As I mentioned in the first post of this series, you’re often going to hear about The Three Pillars of Object-Oriented Programming. You may also hear about The Four Pillars of Object-Oriented Programming.
And it’s not that there’s a total of seven or anything like that. Instead, it’s more about what people consider to be foundational to OOP: Are there three or four major concepts?
You can surmise from the previous article (let alone the title), I believe there are four.
And in this post, I’m going to cover the final two:
- Inheritance,
- and Polymorphism
If you’ve done any type of object-oriented programming prior to reading this article, you’ve likely heard of at least one of these.
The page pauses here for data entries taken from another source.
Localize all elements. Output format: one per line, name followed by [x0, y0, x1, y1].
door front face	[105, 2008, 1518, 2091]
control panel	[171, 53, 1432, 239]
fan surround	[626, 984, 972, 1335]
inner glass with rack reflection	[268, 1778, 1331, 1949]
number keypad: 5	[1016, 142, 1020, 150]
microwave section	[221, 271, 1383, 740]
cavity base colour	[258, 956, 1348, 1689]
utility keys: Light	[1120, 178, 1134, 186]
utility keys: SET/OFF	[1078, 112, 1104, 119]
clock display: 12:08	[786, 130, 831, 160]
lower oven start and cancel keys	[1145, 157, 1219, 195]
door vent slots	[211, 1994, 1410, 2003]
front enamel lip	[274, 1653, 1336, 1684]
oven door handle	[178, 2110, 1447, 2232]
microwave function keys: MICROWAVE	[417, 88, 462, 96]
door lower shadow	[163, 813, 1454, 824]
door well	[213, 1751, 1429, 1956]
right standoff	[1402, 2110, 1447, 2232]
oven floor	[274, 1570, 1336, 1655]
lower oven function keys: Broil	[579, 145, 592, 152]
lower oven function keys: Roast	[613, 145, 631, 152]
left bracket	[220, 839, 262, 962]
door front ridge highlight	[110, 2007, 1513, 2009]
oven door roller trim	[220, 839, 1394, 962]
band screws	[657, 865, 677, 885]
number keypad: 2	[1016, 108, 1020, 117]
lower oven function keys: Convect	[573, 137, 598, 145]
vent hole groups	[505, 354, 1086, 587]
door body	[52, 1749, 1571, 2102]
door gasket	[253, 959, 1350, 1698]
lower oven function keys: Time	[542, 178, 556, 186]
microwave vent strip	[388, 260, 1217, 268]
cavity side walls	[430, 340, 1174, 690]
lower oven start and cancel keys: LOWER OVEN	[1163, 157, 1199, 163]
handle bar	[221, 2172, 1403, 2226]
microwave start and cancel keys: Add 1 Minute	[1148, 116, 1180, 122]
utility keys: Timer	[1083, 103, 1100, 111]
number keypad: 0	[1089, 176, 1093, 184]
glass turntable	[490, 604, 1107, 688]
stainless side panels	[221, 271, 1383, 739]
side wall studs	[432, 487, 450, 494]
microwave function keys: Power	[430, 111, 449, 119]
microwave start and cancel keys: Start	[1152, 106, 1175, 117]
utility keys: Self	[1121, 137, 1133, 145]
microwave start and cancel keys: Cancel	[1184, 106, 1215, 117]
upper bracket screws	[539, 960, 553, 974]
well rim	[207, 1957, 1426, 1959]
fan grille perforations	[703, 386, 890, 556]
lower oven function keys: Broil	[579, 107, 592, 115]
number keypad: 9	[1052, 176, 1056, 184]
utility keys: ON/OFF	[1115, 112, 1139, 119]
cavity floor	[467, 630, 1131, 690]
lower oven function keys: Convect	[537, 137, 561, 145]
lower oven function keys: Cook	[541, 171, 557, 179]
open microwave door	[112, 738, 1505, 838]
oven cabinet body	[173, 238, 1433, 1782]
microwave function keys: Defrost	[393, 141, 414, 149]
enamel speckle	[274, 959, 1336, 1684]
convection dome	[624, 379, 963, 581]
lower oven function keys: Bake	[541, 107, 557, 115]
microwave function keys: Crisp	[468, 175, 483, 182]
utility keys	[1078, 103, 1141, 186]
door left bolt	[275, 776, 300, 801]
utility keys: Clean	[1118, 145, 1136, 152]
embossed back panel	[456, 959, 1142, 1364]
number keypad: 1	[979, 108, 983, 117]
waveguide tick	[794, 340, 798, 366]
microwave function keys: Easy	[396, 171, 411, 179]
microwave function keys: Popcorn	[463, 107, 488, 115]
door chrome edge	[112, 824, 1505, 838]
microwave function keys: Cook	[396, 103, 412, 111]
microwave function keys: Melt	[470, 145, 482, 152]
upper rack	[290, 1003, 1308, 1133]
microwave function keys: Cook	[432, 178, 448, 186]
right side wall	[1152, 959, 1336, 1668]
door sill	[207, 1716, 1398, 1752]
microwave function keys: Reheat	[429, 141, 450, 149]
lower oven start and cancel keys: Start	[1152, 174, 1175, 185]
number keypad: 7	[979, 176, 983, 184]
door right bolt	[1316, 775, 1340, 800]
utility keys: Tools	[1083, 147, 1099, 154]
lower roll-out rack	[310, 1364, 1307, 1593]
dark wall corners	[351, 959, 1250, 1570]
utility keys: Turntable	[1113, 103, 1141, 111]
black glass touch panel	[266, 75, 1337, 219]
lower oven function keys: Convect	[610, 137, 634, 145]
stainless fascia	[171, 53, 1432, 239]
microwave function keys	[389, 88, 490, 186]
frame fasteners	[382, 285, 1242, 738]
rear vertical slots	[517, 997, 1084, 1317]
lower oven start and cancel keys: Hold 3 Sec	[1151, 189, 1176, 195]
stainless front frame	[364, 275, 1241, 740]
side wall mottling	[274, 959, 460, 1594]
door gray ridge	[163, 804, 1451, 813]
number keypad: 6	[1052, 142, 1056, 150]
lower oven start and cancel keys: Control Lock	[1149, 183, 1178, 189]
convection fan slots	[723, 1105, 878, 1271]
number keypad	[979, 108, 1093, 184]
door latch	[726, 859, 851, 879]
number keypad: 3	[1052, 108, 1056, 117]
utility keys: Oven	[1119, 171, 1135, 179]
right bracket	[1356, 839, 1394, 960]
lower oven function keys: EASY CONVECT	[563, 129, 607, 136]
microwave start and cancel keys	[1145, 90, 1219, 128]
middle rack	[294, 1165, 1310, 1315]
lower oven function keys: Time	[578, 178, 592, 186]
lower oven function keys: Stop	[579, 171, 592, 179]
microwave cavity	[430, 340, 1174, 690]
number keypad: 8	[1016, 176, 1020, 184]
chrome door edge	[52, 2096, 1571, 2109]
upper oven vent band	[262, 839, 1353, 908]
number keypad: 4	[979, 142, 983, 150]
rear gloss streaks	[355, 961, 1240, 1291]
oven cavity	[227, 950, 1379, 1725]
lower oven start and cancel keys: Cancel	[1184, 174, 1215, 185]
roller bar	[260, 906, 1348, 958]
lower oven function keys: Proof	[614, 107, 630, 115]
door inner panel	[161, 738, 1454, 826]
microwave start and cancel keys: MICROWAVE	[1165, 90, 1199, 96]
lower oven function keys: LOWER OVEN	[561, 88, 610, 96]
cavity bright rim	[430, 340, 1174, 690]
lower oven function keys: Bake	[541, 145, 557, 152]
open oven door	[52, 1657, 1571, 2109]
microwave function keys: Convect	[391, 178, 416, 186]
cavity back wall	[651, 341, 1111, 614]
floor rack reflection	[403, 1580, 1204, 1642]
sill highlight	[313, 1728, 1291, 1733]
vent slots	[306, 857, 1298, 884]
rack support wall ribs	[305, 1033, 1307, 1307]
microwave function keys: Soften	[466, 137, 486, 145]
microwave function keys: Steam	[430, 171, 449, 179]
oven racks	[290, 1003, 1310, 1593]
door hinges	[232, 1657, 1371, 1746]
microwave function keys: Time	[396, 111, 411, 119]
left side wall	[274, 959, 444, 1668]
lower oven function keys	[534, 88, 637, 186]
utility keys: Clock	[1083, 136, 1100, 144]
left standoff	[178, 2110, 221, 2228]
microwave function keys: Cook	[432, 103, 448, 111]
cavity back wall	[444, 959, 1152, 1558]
Regardless, let’s take a look at each of them in more detail.
Two More Pillars of OOP
Before jumping into each of these, I want to be sure that you’re caught up in what we’ve covered so far.
A Word About Analysis
I won’t belabor the point, but the whole reason I’m now talking about object-oriented fundamentals is because we’re moving into a different phase of this material. We started off covering the Analysis phase which included:
- Analysis, Part 1
- Analysis, Part 2
- Understanding Customer Expectations
- Statement of Work
- Terms and Conditions
Now To Development
And now we’re on to the development phase. Some may call it fundamentals (but I content you can’t do good development without the fundamentals so there’s that(.